There is something I don't understand in the model. I ran the regression with last year coefficients, and set the AHOME at 0.5 for neutral site. Then I took Washington's stats for the "A" coefficients, and the average's stats for the "B" coefficients. I found a GWP of 77% without adjustments. Then I reversed the A and B stats and found a GWP of 21%.
So Washington playing an average team on neutral site has a GWP of 77% but an average team playing Washington on a neutral site has a GWP of 21%. Am I missing something?
Second remark on this, why both percentages don't give 100%.
Re: the Panthers. It could be a couple things--the teams they played previously may have done very well last week, improving their SoS. Also, even thought they lost, they might not have had terrible "internals" or things my model doesn't capture like punt returns or missed fld goals. Another thing could be that the team(s) ahead of them did even worse.
Re:Washington vs avg team on a neutral site. Don't forget the constant. It's about -.3 or something. That might fix it.
Looks like the Panthers moved up despite a poor showing simple because the Giants were ahead of them and had a poorer one.

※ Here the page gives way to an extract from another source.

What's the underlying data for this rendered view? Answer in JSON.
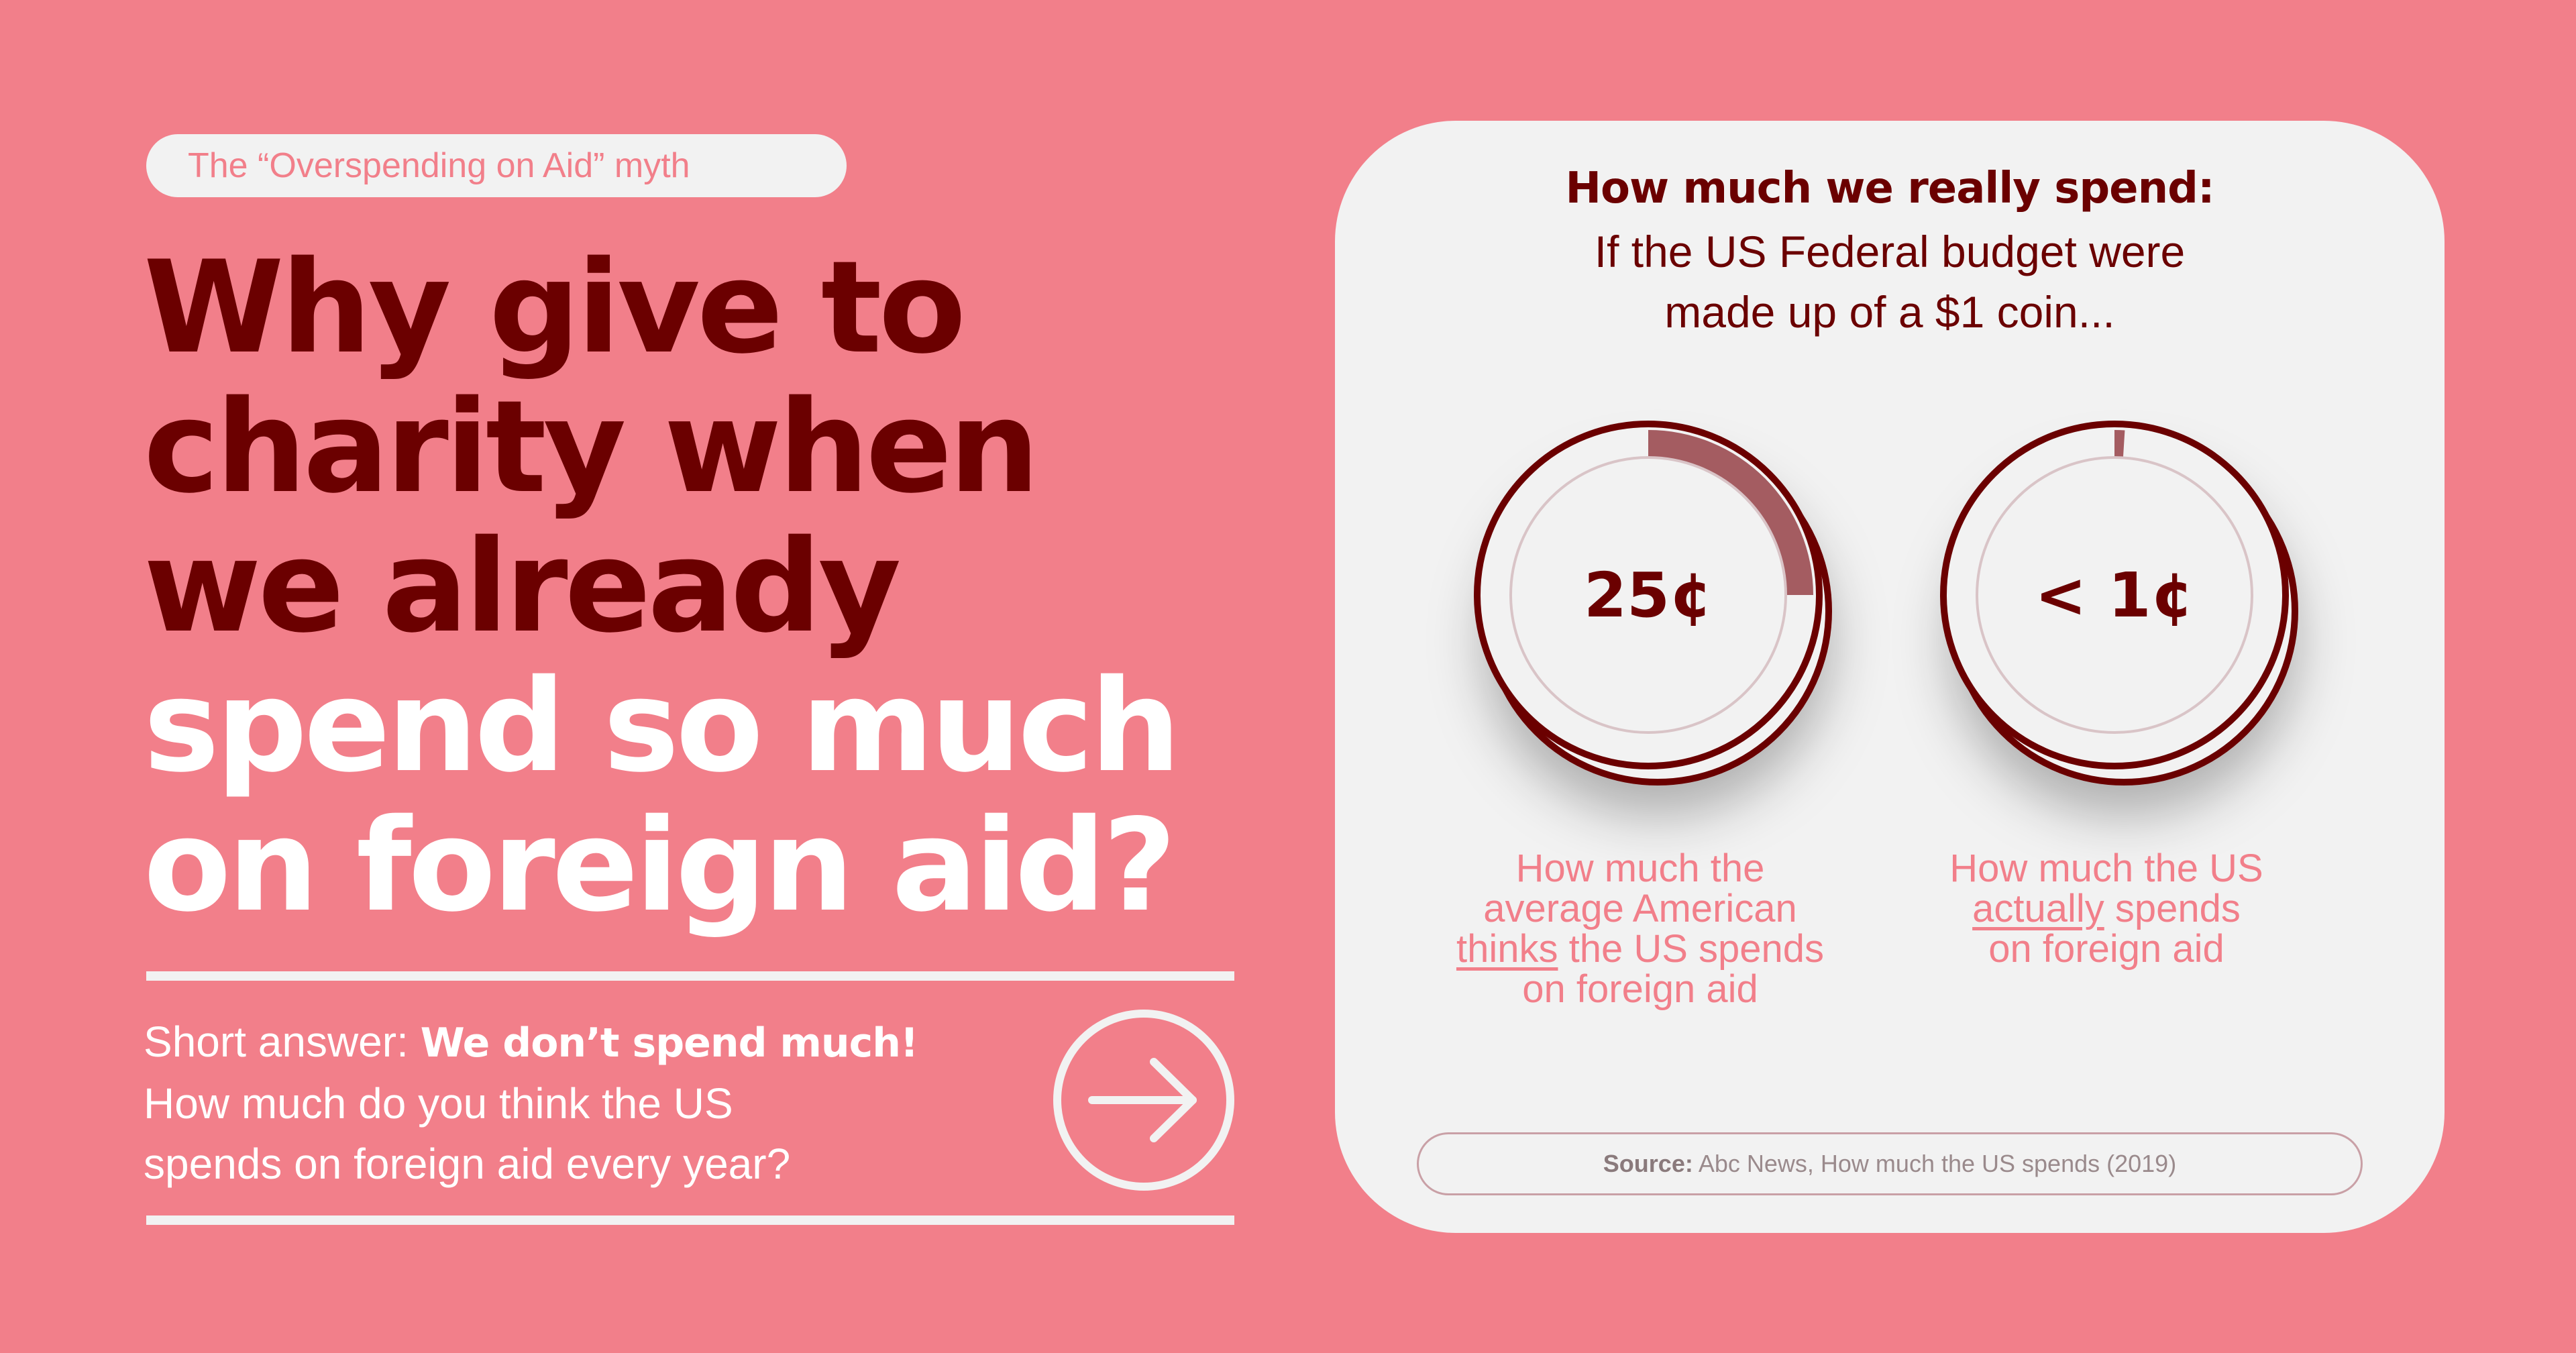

Do you think that the win probabilities are accurate at the tails? I find it hard to believe that any NFL team has a 5% or less chance of beating any other. Yes, I thought this even before the Rams and Browns won.
SR-You might be right about that. That's one of the criticisms of logit regression in general. I've already added in pretty strong 'regression to the mean' corrections so that the game probabilities aren't overconfident based on short term outlier team performance.
One way to check for overconfidence is to calculate the theoretical predicted accuracy of the regression and compare it to the actual accuracy. I've only done that for one season, 2007, and it was dead-on--72% predicted and 72% actual. So I'm not sure if further corrections are wise.